Memorial Tea boosts cancer awareness

Nurses to receive Wellspring Award for professional, volunteer work

Two Lawrence nurses will be honored at this year’s Betsy Beisecker Memorial Tea, a celebration of women’s health sponsored by Breast Cancer Action Inc.

The tea and fashion show will begin at 2 p.m. Saturday in the fellowship hall at First Presbyterian Church, 2415 Clinton Parkway.

Dianna Swatsenbarg

Pam Brown, a nurse with Lawrence Surgery Associates, P.A., will receive the Wellspring Award for outstanding health care professional.

Dianna Swatsenbarg, a nurse at Lawrence Memorial Hospital, will receive the Wellspring Award for outstanding volunteer.

Brown has worked on behalf of women as a nurse and through her contributions to a breast cancer support group. She graduated in 1980 from Northern Montana College with an associate’s degree in nursing. She moved with her family to Lawrence in 1984.

Her first 10 years of nursing were in the areas of intensive care and emergency room. In 1987-1988, she was clinical coordinator of the emergency department at Lawrence Memorial Hospital. She has been working for 11 1/2 years with Drs. Mark Praeger and Marilee McGinness at Lawrence Surgery Associates. She is a past executive board member of Breast Cancer Action.

Through her work, Brown said she has direct contact with women being tested for or diagnosed with breast cancer. Part of her job is to make patients feel at ease, to provide information and to answer questions they might have.

“We see an average of three to five (women) a month that end up having breast cancer,” she said.

Brown feels honored to be receiving the Wellspring Award.

“It’s not something I really thought about or planned about. But it helps reinforce to me that what I do really makes a difference. I feel like the many individuals and the patients I work with (share) a part in this award, too.”

Pam Brown

Swatsenbarg, who came to work at LMH 11 years ago, initiated the first Stepping Out Against Breast Cancer dance to raise money for the LMH Foundation. Under her leadership, the dance has grown into a major fund-raiser for the hospital, Breast Cancer Action and other organizations, such as the resource library at the hospital’s oncology center.
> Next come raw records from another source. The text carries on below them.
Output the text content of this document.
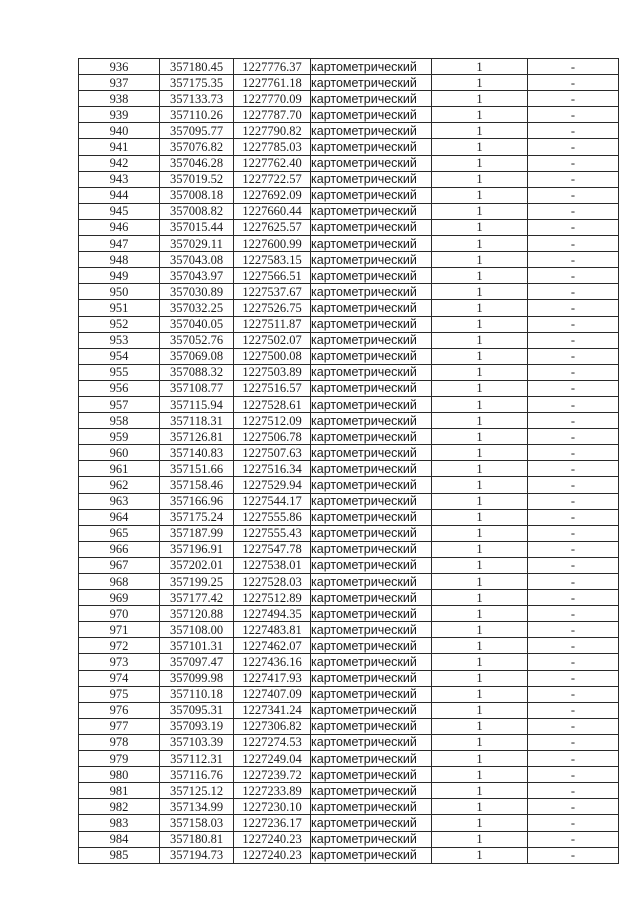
936	357180.45	1227776.37	картометрический	1	-
937	357175.35	1227761.18	картометрический	1	-
938	357133.73	1227770.09	картометрический	1	-
939	357110.26	1227787.70	картометрический	1	-
940	357095.77	1227790.82	картометрический	1	-
941	357076.82	1227785.03	картометрический	1	-
942	357046.28	1227762.40	картометрический	1	-
943	357019.52	1227722.57	картометрический	1	-
944	357008.18	1227692.09	картометрический	1	-
945	357008.82	1227660.44	картометрический	1	-
946	357015.44	1227625.57	картометрический	1	-
947	357029.11	1227600.99	картометрический	1	-
948	357043.08	1227583.15	картометрический	1	-
949	357043.97	1227566.51	картометрический	1	-
950	357030.89	1227537.67	картометрический	1	-
951	357032.25	1227526.75	картометрический	1	-
952	357040.05	1227511.87	картометрический	1	-
953	357052.76	1227502.07	картометрический	1	-
954	357069.08	1227500.08	картометрический	1	-
955	357088.32	1227503.89	картометрический	1	-
956	357108.77	1227516.57	картометрический	1	-
957	357115.94	1227528.61	картометрический	1	-
958	357118.31	1227512.09	картометрический	1	-
959	357126.81	1227506.78	картометрический	1	-
960	357140.83	1227507.63	картометрический	1	-
961	357151.66	1227516.34	картометрический	1	-
962	357158.46	1227529.94	картометрический	1	-
963	357166.96	1227544.17	картометрический	1	-
964	357175.24	1227555.86	картометрический	1	-
965	357187.99	1227555.43	картометрический	1	-
966	357196.91	1227547.78	картометрический	1	-
967	357202.01	1227538.01	картометрический	1	-
968	357199.25	1227528.03	картометрический	1	-
969	357177.42	1227512.89	картометрический	1	-
970	357120.88	1227494.35	картометрический	1	-
971	357108.00	1227483.81	картометрический	1	-
972	357101.31	1227462.07	картометрический	1	-
973	357097.47	1227436.16	картометрический	1	-
974	357099.98	1227417.93	картометрический	1	-
975	357110.18	1227407.09	картометрический	1	-
976	357095.31	1227341.24	картометрический	1	-
977	357093.19	1227306.82	картометрический	1	-
978	357103.39	1227274.53	картометрический	1	-
979	357112.31	1227249.04	картометрический	1	-
980	357116.76	1227239.72	картометрический	1	-
981	357125.12	1227233.89	картометрический	1	-
982	357134.99	1227230.10	картометрический	1	-
983	357158.03	1227236.17	картометрический	1	-
984	357180.81	1227240.23	картометрический	1	-
985	357194.73	1227240.23	картометрический	1	-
“We raised $11,000 last year,” she said.

The fund-raiser’s origin lies with a walk 10 years ago in Buford M. Watson Jr. Park to heighten awareness of breast cancer. Eventually, the event moved indoors and evolved into the dance.

“It’s taken on a life of its own,” she said. “It’s become a communitywide event.”
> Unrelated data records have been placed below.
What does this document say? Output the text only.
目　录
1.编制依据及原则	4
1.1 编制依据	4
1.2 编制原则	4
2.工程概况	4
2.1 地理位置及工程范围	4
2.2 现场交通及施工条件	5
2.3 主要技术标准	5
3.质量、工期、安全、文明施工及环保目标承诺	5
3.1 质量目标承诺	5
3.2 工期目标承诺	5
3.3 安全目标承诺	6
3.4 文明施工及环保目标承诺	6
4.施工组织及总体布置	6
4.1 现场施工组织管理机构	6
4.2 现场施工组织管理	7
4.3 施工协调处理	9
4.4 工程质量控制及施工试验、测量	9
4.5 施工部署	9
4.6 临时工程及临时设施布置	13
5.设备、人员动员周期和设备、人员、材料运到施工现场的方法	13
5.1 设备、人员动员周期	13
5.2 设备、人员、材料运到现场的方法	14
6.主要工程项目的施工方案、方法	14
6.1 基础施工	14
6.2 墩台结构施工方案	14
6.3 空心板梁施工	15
Swatsenbarg, an operating room nurse, attended nursing school at Tulsa Community College. She has bachelor’s degrees in health care management from Ottawa University and communications from Northeastern Oklahoma A&M College in Miami.

Before coming to LMH, she worked at Stormont-Vail Medical Center in Topeka and St. Francis Medical Center in Tulsa. She has served on Breast Cancer Action’s advisory board and helped with the tea in past years.

Swatsenbarg, who works with breast cancer patients having surgery, has held a longtime interest in women’s health care.

“I feel strongly about it,” she said. “I have many friends and family who have been affected by (breast cancer). One in eight women will experience this disease. When you get to talking to others, it’s amazing how many people have been touched by the disease.”

Breast Cancer Action was established seven years ago by several Lawrence women who saw a need to create support for breast cancer survivors and for education regarding early detection of breast cancer. In 1996 Drs. Betsy Beisecker and Marilee McGinness were the presenters at the first Breast Cancer Awareness Month education event sponsored by Breast Cancer Action. When Beisecker died of breast cancer, the group decided to celebrate women’s health and her memory with the annual tea.

The Bosom Buddies, a breast cancer support group in Lawrence, provides baked goods for the tea and models clothes from local retailers.

Money raised by the event will go toward paying for mammograms for uninsured women, providing educational materials and presenting programs on breast cancer awareness.